非正規教員問題と聞いて、読者がまず気になるものの一つはその数ではないだろうか。そして、すでに実際に調べたことのある読者もいるだろう。しかし同時に、「非正規教員とは一体誰なのか」という思いを抱いた読者も多いのではないだろうか。そこで今回は、誰が非正規教員として認識されているのかを整理した上で、その複雑さについて触れてみたい。
一般的には、正規の先生が産育休・病休などで休業する間のみ、臨時で勤務する期限付きの先生だと理解されているだろう。しかし、公的な統計調査などによれば、期限付きと一言で言ってもさまざまな形態が存在しているようである。
文部科学省の「今後の教職員定数の在り方等に関する国と地方の協議の場(第2回)」で配付された資料の中に、「公立小・中学校の教員定数と正規教員等の数について」整理されている。2021年度時点の正規教員は54万4765人、臨時的任用教員は4万2979人、非常勤講師等は9429人となっている。つまり、非正規教員とは臨時的任用教員・非常勤講師等の二者だとして理解しているようである。
一見するとイメージ通りかもしれないが、それぞれに付された注釈を見てみると、非正規教員の複雑さの一端に触れることができる。

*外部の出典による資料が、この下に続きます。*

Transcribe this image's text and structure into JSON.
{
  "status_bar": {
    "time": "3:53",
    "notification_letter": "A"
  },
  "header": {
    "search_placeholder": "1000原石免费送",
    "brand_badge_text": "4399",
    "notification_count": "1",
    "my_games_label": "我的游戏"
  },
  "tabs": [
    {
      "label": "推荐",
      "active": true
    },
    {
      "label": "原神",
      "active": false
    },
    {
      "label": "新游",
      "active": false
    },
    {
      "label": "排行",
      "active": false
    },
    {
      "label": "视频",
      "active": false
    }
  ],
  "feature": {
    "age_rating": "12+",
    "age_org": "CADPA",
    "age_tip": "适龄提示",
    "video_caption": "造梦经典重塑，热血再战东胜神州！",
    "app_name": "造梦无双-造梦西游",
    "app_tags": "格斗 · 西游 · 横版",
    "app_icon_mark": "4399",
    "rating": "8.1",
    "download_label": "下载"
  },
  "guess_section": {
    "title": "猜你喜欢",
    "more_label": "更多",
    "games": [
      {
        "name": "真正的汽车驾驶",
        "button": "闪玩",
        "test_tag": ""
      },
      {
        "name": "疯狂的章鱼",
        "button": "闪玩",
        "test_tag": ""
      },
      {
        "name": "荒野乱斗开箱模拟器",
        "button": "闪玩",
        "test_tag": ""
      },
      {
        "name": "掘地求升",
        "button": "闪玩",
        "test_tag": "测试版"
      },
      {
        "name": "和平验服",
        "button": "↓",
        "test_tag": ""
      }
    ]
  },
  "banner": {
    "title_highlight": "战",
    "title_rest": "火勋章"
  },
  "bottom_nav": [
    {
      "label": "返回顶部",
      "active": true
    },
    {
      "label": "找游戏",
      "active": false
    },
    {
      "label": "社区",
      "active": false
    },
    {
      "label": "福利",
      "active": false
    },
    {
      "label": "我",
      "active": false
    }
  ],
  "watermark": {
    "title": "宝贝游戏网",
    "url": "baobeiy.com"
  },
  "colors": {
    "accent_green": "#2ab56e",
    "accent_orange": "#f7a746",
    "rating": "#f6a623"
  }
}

「臨時的任用教員」の注釈には、産休代替教員、育児休業代替教員、配偶者同行休業代替教員が含まれていないと記されている。産育休等の代替=非正規教員という一般的な理解からすれば、意表を突かれる。
また、「非常勤講師等」の注釈には、「常勤1人当たり勤務時間で換算」された数字であると記されており、実際に勤務している者の実数ではないことが分かる。このような注釈を付けている理由として、教育行政は教員定数をどのように満たしているのかが重要な関心事項であるため、標準法定数外の産休代替等を除いたり、非常勤講師等は換算数に置き換えたりしているのである。「非正規教員」という言葉は行政用語でも法令用語でもないため、統計調査などで公表されている非正規教員の量的実態を受け止める際は、その注釈まで確認することが重要になってくる。
非正規教員の複雑さの例は他にも挙げられる。教職員の実数を把握している「学校基本調査」には「職名別教員数」の項目がある。常勤講師や非常勤講師の職位は「講師」だと推察されるため、講師の実数を調べてみると、都道府県・年度によっては「0人」や一桁台が散見される。これは、常勤講師を「教諭」として発令しているケースだと考えられる。教諭にするということは給与を二級として扱うということであるから、非正規教員の待遇改善の一環として位置付けられる。しかし同時に、職位は教諭だが期限付きの非正規教員だという者も存在することになる。
これを機に、非正規教員とは一体誰を指すのか改めて考えていただければ幸いである。